The labor reserve plan, first introduced in 2011, did not make much sense — common sense, that is. Rather, it was designed to serve political ends. Instead of overhauling the state apparatus, politicians chose to protect employees. Instead of getting rid of useless departments, they sought to cut jobs. But cuts were not made in accordance with people’s experience or qualities, but with their date of birth. So the political system once more showed how counterproductive it is. Instead of designing a workable state, it tries to reproduce the one that already exists.
In the private sector, when a department is counterproductive it is closed down and the personnel is made redundant. That explains why transport companies no longer need people to guide horse-driven carts. Politicians treat state workers as a sacred cow.

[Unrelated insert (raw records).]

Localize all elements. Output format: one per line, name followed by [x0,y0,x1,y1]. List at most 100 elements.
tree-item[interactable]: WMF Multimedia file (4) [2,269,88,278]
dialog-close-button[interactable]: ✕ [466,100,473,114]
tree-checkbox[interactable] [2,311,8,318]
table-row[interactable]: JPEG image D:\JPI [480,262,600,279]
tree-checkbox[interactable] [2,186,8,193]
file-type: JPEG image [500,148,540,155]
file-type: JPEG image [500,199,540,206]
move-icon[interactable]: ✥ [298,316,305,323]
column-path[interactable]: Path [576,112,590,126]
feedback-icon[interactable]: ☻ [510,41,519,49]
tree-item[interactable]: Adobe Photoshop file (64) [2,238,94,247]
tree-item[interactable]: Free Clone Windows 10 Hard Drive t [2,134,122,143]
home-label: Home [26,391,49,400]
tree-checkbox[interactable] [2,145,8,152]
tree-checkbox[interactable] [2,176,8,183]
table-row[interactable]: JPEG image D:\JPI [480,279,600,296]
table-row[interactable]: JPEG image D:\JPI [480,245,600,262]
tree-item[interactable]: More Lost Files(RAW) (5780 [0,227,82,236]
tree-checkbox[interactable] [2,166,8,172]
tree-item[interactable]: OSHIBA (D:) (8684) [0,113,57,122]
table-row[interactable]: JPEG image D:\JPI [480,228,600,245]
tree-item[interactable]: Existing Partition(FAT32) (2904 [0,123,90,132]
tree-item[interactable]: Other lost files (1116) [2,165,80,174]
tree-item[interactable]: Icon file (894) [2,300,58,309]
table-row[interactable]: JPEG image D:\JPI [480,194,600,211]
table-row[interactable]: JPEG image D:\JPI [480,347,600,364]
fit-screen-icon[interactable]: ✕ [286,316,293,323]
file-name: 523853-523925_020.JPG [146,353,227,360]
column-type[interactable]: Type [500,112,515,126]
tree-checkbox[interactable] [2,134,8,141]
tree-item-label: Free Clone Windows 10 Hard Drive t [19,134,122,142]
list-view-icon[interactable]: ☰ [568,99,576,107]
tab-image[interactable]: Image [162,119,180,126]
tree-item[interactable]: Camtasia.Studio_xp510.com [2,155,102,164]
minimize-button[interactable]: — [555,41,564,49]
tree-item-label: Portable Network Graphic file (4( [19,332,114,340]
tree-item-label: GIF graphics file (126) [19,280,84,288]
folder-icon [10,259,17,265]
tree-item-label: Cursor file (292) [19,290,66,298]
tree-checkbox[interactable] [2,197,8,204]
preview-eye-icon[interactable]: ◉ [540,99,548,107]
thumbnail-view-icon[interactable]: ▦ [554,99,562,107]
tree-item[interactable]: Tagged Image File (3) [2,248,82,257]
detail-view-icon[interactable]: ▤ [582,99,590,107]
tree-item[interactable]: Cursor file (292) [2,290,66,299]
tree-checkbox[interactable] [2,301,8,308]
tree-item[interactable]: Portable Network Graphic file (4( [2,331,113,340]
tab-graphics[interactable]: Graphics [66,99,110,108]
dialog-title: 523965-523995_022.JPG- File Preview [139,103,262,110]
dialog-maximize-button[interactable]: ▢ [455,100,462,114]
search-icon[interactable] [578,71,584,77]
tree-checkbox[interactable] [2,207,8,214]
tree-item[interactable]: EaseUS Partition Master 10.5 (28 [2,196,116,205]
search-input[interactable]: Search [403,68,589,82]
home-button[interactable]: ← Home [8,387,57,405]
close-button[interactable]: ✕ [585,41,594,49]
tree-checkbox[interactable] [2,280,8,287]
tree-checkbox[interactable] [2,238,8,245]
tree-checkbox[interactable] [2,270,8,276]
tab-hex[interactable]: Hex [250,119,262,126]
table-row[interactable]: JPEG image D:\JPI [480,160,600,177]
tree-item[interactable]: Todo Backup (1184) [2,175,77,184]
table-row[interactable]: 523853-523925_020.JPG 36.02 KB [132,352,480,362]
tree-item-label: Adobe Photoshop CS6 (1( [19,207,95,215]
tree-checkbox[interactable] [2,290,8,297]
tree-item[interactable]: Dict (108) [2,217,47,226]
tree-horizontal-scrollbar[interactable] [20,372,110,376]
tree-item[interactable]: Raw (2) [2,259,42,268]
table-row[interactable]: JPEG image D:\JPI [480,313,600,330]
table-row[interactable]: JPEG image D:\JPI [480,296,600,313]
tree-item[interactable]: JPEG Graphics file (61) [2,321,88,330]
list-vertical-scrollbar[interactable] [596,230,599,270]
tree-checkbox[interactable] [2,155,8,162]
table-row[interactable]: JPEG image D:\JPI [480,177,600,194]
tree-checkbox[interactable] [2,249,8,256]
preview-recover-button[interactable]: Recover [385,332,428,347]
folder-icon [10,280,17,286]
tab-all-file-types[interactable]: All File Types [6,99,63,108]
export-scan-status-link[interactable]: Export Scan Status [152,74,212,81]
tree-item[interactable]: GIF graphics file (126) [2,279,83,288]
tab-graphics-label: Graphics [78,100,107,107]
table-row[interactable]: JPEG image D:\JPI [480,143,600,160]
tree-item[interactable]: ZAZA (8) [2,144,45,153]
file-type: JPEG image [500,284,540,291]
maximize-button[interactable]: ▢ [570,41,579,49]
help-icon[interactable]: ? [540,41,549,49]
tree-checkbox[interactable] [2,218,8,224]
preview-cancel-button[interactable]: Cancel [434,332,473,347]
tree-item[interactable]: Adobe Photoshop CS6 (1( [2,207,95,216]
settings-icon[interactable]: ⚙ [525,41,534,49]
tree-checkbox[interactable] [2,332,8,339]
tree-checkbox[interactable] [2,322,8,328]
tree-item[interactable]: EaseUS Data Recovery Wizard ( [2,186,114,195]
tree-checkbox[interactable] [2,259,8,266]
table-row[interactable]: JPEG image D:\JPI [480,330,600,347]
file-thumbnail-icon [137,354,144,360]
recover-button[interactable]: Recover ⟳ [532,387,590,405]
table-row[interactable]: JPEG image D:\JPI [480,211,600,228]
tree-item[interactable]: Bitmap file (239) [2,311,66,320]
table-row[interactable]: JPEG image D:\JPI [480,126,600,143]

They look after them even if it means they have to spend the money of the private sector unemployed who have to make do with a scant benefit for a very limited period. But to sustain the sacred cow, you need to sustain the organizations that employ them.
So, we keep reading reports that justice of the peace courts, which hardly issue one ruling a year will be abolished; that the Thessaloniki Trade Fair will merge with Helexpo; that municipal enterprises that were closed down because of the Kallikratis administrative reform plan are now reopened albeit under different names; that the number of Greece’s tertiary education institutions will be reduced when 14 of the 28 technical colleges that were abolished last year are set to repoen.
No one wants to make any cuts. Everyone has a good (social, economic, even cultural) excuse to keep the state intact.
Even the labor reserve scheme (that is the right of state employees to do nothing and still get paid) is considered a non-starter by our politicians. They are oblivious to the fact that private sector employees do not have such luxuries when they try to rebuild their life. In the eyes of our politicians, the private sector sits on another planet. I guess it’s because they can’t do what they want there.